La magistrate Adila Hamuth a rayé les charges provisoires retenues contre Madhukar Ramnarain et son épouse, Yam Youne, accusés d’avoir posté une bande sonore sur des réseaux sociaux contenant des « propos malveillants » envers la famille Jugnauth. La magistrate a statué que le « reasonable suspicion requirement has not been met in the present matter ».
Le couple Ramnarain répondait de deux charges provisoires, soit « use an information and communication service for the purpose of causing annoyance to another person by allegedly posting an audio file, which contains false, frivolous, vexatious and malicious allegations against a well known political figure, a minister in the government, his wife, his family, and others, on the social networks » et « made allegation of a fact prejudicial to the honour of the person whom such fact is alleged to wit posted the said audio file on the social networks and made several allegations against the aforesaid persons ». Le couple, défendu par Me Yatin Varma, avait logé une motion demandant la radiation des charges provisoires.
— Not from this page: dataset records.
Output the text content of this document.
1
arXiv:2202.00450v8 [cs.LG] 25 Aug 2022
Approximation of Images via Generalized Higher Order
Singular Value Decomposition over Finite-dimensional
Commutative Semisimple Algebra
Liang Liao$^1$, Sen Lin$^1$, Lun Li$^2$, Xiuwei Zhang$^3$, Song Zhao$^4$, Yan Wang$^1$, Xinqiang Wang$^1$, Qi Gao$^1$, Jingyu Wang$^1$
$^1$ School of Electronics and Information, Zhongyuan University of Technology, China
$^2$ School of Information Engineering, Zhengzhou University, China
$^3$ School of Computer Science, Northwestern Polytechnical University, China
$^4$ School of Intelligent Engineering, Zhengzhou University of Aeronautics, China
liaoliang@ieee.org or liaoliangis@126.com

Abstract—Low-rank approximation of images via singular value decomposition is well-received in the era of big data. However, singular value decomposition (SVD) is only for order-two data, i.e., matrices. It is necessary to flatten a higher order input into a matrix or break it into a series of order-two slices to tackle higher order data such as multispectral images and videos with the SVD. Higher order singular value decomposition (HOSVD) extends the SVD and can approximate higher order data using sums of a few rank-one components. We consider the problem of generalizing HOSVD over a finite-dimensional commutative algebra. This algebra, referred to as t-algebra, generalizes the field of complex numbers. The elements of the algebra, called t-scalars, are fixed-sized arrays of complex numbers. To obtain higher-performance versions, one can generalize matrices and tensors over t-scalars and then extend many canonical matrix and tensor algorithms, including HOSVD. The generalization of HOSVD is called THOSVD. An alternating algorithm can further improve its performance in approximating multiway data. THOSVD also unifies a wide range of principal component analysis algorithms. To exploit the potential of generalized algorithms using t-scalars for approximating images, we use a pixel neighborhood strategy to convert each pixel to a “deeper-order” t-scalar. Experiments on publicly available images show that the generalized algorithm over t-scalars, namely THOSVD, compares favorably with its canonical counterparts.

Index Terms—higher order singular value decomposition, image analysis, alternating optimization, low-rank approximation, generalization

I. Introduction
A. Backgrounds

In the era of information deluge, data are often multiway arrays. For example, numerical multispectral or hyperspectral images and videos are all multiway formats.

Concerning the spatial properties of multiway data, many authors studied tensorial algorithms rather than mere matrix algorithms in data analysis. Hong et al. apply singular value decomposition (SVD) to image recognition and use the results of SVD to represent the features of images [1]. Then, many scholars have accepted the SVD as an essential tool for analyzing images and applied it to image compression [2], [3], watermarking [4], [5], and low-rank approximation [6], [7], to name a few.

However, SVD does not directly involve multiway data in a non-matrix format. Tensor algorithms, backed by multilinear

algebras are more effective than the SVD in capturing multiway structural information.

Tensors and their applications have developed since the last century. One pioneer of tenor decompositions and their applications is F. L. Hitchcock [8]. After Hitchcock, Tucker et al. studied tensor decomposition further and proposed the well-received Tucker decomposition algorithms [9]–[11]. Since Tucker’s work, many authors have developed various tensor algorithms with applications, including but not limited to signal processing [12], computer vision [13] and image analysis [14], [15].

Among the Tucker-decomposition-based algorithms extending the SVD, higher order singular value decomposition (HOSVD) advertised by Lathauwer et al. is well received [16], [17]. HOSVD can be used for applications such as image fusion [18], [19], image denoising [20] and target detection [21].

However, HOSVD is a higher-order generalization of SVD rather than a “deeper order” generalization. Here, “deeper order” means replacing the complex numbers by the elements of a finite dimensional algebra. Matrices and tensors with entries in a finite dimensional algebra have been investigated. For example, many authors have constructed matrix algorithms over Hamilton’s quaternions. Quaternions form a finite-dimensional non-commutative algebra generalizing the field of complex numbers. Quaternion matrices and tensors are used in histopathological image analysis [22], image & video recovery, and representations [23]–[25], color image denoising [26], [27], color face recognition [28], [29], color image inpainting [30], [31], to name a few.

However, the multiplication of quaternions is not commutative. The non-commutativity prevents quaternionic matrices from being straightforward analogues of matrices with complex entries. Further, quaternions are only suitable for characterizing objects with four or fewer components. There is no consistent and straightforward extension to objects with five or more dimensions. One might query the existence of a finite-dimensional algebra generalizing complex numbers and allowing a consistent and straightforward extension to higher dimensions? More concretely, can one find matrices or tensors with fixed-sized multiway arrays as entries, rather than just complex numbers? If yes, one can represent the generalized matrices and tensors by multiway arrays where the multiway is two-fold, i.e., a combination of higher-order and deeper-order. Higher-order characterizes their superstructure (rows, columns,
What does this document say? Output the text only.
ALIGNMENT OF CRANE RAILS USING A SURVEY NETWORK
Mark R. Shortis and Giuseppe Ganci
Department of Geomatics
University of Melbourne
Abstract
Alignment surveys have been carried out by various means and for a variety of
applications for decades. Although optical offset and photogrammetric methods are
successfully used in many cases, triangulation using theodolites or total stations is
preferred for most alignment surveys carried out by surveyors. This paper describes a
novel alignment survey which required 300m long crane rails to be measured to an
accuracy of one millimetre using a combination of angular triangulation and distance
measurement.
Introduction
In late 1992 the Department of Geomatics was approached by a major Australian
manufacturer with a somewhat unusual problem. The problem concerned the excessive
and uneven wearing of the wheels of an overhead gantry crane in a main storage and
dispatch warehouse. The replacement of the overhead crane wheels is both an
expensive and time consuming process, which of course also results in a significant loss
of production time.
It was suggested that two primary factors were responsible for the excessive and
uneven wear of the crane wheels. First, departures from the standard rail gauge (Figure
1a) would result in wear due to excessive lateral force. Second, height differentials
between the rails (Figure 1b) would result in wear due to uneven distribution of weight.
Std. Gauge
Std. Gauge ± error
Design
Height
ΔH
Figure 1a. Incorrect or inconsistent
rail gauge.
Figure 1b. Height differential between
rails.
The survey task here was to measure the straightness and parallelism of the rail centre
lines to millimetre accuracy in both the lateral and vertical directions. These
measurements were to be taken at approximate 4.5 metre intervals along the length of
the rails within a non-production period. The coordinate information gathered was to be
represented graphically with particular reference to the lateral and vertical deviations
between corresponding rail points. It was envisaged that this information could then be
C’est suite à une déposition de Pravind Jugnauth, le 9 décembre 2014, que le couple avait été arrêté. Pravind Jugnauth avait déclaré qu’il avait vu, sur les réseaux sociaux, une bande sonore impliquant sa famille. Reconnaissant la voix du couple Ramnarain, qu’il connaissait depuis 30 ans, il les accusait d’avoir posté cette bande sonore. Le couple avait été arrêté le 17 décembre 2014. L’enquêteur principal dans cette affaire avait admis que c’est suite à la déclaration du ministre de la Technologie qu’ils avaient procédé à l’arrestation du couple Ramnarain. Lors d’une perquisition à leur domicile, la police avait saisi des équipements informatiques, dont un ordinateur portable contenant 3 000 photos de la famille Jugnauth, et un lien menant à la bande sonore.
La magistrate a fait ressortir que l’officier n’avait pas mentionné si la perquisition avait eu lieu avant ou après l’arrestation du couple, mais que la police avait agi après la déclaration du ministre, l’ayant jugé « suffisante » pour procéder à l’arrestation du couple. Selon la magistrate, les photos trouvées sur l’ordinateur portable n’incriminent pas le couple, le plaignant étant une figure politique que le couple connaissait depuis longtemps. La magistrate a donc conclu qu’il n’y avait donc aucune “prima facie evidence” ni de “reasonable evidence” justifiant leur arrestation.